Ya de vuelta a casa con el bañador de cuadros comprado en la planta de oportunidades y una horrenda camisa hawaiana que el dependiente calificó de rompedora, volvió a ojear los manoseados folletos en que aparecían los lugares y hoteles de sus vacaciones. Estaba claro que él sí sabía dónde ir en busca del descanso, el arte y la historia. En esa convicción estaba cuando, ordenando papeles, apareció entre ellos un periódico atrasado que recogía en grandes caracteres un titular que le llamó la atención: Madrid, tercera región en ocupación hotelera de España. Era sorprendente, aquella información aseguraba que durante los primeros meses de 2001, nuestra región había conseguido superar a Baleares, a Valencia y a Canarias en el numero de visitantes.
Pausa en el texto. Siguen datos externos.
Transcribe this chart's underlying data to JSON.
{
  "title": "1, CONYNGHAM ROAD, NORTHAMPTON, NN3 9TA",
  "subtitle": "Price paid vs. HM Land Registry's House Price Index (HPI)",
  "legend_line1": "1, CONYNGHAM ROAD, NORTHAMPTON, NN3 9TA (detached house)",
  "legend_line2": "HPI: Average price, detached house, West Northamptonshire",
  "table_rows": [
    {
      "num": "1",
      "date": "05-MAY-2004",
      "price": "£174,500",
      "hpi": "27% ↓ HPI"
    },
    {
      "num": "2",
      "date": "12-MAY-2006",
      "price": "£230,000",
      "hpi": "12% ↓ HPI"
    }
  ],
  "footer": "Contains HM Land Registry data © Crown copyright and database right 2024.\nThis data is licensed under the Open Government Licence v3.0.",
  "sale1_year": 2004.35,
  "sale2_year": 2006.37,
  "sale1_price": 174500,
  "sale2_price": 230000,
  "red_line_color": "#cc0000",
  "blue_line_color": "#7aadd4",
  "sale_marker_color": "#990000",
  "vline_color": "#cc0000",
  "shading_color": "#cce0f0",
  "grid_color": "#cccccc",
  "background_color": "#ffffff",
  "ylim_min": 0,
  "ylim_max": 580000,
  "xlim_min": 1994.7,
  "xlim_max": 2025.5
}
Incrédulo y suspicaz, el hombre supuso que aquel dato respondía a una manipulación interesada propia de algún periodista complaciente con el poder local. Lo cierto es que, en sólo un cuatrimestre, casi dos millones de foráneos escogieron Madrid como destino, y que todas las encuestas anotaban un alto nivel de satisfacción, siendo una minoría los que se declaraban defraudados. La oferta turística y cultural que conforman la capital y sus alrededores, con ciudades como Alcalá, Toledo, Ávila o Segovia, es de las más compactas de cuantas manejan los grandes operadores internacionales, con un potencial de desarrollo aún por explotar. Un mes más tarde nuestro hombre regresó exhausto de sus bien planificadas vacaciones. Atenas le pareció interesante, aunque lo vio todo más roto de lo que él imaginaba, y a punto estuvo de morir deshidratado por los 50 grados a la sombra. Tampoco vino deslumbrado de las playas del Caribe, que resultaron menos solitarias que las del folleto, y ni siquiera el pescadito de la Costa del Sol lograba superar al que servía don Paco en su taberna de Caballero de Gracia, aquí, en Madrid. Recordó entonces que hacía veinte años que no iba al Museo del Prado, que no conocía el Thyssen y que nunca visitó las murallas de Ávila ni la ciudad donde nació Cervantes. Pensó en lo ridículo que era presumir de haber viajado a lugares remotos sin conocer lo que se tiene a la puerta de casa. Lástima que a veces haya que irse lejos para valorar lo que está cerca.